For $99 for those with insurance, a group called JScreen will facilitate genetic screening for 19 diseases, including Tay-Sachs, Gaucher, Bloom syndrome and Faconi anemia. By going on its website, jscreen.org, clients will fill out a basic profile of themselves and submit a saliva sample.
That sample will be screened through the Emory University School of Medicine. Within four weeks, clients will learn if they are carriers of any of the diseases that tend to be more prevalent in the Ashkenazi Jewish community. If so, they will be offered counseling.
This way, explained Karen Grinzaid, a genetic counselor and senior director for JScreen, a couple can learn about various medical options before the woman becomes pregnant. A couple can decide to have in vitro fertilization rather than becoming pregnant themselves or they can opt for a medical procedure to help their fetus in its early stage.
“So that people can plan on having families, we are trying to make screening easy,” Grinzaid said. “We are really trying to screen people preconception.”

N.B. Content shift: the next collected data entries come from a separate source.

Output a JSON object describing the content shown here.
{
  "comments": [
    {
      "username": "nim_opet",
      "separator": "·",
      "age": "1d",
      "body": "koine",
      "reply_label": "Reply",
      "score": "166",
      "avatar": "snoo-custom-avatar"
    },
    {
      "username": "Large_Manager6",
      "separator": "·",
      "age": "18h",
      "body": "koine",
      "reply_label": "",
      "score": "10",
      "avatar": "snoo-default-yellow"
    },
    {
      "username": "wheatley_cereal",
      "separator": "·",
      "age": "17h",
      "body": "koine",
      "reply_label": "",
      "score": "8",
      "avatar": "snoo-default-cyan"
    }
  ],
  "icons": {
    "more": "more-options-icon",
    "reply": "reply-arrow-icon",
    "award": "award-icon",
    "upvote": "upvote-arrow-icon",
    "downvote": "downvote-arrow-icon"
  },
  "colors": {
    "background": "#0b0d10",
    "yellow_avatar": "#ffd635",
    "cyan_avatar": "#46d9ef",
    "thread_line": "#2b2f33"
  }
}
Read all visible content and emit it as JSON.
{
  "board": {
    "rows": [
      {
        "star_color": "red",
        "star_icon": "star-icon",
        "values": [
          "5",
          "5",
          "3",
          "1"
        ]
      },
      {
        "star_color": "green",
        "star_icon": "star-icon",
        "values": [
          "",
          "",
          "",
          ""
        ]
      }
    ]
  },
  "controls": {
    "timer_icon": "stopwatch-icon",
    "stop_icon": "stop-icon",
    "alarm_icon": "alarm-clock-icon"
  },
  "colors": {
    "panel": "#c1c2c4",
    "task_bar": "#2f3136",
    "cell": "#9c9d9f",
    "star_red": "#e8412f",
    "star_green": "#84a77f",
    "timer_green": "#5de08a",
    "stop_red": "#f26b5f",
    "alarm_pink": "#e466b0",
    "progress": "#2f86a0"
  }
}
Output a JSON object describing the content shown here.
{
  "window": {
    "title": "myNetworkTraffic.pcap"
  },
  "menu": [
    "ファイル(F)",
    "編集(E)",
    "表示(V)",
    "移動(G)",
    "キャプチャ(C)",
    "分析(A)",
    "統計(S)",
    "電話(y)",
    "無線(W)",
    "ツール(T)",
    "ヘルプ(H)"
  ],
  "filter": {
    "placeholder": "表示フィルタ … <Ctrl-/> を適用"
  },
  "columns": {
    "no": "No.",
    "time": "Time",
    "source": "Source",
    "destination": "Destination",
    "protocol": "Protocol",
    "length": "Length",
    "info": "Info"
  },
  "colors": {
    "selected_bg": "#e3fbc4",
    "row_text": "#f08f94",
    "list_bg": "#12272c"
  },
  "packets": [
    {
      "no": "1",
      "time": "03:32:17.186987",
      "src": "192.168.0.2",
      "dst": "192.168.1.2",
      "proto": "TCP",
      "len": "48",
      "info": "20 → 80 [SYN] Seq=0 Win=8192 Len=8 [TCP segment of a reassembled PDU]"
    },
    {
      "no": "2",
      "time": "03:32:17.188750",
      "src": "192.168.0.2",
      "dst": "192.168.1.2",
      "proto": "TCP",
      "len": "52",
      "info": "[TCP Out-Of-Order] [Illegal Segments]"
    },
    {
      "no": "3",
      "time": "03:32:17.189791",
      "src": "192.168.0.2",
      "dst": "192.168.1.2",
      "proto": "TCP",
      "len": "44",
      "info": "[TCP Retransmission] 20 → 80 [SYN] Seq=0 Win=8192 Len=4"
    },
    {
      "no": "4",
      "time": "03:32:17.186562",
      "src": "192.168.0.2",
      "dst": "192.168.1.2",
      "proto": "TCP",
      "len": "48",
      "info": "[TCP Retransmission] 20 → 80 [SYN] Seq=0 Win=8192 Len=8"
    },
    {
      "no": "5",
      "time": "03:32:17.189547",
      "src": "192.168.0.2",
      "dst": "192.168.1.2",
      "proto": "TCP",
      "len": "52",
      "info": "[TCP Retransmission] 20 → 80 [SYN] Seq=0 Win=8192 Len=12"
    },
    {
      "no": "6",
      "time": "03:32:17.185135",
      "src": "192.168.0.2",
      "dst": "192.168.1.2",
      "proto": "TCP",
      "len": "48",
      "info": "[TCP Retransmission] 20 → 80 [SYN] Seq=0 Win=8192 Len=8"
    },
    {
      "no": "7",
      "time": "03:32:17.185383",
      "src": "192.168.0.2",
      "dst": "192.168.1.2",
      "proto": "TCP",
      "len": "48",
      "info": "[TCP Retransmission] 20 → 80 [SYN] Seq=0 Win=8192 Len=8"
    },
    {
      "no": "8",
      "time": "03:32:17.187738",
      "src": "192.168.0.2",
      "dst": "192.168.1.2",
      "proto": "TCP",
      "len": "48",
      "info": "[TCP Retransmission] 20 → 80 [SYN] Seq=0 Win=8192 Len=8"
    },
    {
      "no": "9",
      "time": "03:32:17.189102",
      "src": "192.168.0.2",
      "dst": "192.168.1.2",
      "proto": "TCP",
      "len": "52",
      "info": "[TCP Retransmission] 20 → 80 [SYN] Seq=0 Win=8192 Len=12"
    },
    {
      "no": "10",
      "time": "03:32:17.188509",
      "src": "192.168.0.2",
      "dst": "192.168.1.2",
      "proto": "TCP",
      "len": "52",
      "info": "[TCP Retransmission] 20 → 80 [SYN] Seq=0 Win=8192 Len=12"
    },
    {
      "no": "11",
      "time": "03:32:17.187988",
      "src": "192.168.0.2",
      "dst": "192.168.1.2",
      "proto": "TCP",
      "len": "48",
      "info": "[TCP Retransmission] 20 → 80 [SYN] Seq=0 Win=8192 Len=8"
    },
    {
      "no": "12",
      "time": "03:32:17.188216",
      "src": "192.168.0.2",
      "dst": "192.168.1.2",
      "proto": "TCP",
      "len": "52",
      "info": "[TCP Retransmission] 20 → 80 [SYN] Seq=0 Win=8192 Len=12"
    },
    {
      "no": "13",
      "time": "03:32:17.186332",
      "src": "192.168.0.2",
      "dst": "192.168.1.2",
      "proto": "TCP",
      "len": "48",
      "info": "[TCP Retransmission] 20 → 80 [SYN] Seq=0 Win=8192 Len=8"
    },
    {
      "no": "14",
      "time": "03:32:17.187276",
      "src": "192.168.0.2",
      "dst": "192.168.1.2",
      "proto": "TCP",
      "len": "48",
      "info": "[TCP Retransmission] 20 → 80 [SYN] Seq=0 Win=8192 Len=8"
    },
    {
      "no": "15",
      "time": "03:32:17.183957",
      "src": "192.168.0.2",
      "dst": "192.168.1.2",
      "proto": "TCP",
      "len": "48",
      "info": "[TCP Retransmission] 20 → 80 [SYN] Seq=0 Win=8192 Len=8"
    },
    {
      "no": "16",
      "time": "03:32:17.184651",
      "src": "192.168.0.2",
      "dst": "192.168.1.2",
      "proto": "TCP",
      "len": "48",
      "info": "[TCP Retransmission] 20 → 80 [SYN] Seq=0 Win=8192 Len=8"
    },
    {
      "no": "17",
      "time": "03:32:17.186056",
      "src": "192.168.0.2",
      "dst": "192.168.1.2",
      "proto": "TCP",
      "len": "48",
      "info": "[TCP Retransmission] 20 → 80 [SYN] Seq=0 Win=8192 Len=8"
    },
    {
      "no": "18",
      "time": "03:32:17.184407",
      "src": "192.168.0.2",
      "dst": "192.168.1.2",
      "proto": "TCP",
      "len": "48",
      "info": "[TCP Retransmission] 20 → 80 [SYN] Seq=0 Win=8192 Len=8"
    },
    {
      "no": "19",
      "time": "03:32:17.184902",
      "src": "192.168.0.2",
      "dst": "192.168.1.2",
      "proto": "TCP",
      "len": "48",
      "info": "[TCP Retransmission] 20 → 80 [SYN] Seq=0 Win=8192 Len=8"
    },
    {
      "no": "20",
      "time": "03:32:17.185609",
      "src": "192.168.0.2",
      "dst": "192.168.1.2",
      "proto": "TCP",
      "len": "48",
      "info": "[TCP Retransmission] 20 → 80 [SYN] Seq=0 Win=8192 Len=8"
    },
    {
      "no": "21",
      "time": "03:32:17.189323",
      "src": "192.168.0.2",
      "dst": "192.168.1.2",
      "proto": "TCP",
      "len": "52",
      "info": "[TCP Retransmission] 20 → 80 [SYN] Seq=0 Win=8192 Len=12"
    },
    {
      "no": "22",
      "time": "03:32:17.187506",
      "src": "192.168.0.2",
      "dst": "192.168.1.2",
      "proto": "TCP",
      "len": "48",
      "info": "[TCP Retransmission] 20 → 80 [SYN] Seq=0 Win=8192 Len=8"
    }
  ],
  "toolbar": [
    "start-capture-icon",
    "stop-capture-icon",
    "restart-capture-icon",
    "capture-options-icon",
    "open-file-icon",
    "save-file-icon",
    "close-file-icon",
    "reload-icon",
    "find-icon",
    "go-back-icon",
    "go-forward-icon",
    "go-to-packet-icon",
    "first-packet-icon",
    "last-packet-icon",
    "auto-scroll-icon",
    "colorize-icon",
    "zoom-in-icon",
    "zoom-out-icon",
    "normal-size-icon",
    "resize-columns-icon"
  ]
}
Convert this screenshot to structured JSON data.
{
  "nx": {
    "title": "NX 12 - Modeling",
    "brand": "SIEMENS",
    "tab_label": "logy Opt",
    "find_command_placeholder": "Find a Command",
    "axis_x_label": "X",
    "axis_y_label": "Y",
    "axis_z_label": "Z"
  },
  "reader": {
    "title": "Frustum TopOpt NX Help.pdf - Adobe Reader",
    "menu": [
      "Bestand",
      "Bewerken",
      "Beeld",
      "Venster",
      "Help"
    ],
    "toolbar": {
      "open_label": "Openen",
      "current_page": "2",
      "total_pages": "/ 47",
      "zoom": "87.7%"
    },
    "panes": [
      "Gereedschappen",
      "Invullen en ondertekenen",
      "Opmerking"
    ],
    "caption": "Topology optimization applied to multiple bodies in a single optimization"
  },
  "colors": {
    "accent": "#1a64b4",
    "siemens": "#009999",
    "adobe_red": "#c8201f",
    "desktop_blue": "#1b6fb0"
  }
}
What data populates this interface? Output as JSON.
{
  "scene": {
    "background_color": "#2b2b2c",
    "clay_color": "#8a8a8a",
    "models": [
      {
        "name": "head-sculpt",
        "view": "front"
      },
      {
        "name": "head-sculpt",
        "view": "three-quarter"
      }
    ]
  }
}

JScreen launched in the beginning of September and is headquartered in Georgia, but hopes to go nationwide.
Hillary Kener is JScreen’s outreach coordinator for the D.C. area. Her job is to make sure there is a JScreen presence at as many Jewish events as possible, from synagogue programs to get-togethers geared at young people at Sixth & I Historic Synagogue to various young professional groups, Kener said. She even plans to visit Jewish preschools, where young parents may not have been screened before having their first child but may be interested in doing so before they have more children.
Other target groups are parents and grandparents. “They will be the ones nagging” young people to get tested, noted Kener.
“We just want to get the word out,” she said.
When people register, they are asked how many Jewish grandparents they have. Genetic testing is recommended for anyone with at least one Jewish grandparent, Grinzald said, adding that they also will test any non-Jews who sign up.
“A lot of people don’t know their ancestry in full,” she said.
Depending on how a person answers the online questions, they will be offered screening for just a few diseases up to a full panel of 80 diseases. Regardless of the number of tests, all that is required is one saliva sample.
There are 19 diseases JScreen recommends that Ashkenazi Jews get screened for. For some of those diseases, but not all, there is no cure.
Nineteen may seem like a lot, Grinzaid said, “But it’s only high because we have the technology to do it.” As science advances and causes of other diseases are discovered, she expects that the number of diseases people can be tested for will increase.
As for Jews having a larger slice of the disease-carrying gene pool, Grinzaid said, “Jews tended to marry within the group,” thereby missing some genetic changes. But there are other ethnicities that also are carriers of a lot of diseases.
Those who carry a particular gene are not the ones who get the disease. However, they are carriers and are likely to have children who are afflicted.
While screening for various diseases has been around for awhile, JScreen is different in that it includes counseling. Other tests available online merely send people their results.
“We do counseling by telephone,” Grinzald said. When necessary, a person will be referred to a genetic counselor from Emory University for more information.
Kener acknowledged that some of her “friends are starting to get engaged, and none of them have mentioned” the need for genetic screening. She is working to change that.
Grinzaid has a dream that everyone will automatically get screened before trying to get pregnant. Someday, she said, people will congratulate a couple when they announce they are getting married, and then immediately say, “Did you get the screening?”
Hopefully, genetic testing “will become the norm,” added Daniel Sperling of the Marcus Foundation, which helps fund JScreen. The Emanuel J. Friedman Philanthropies provides funding for JScreen outreach in this area.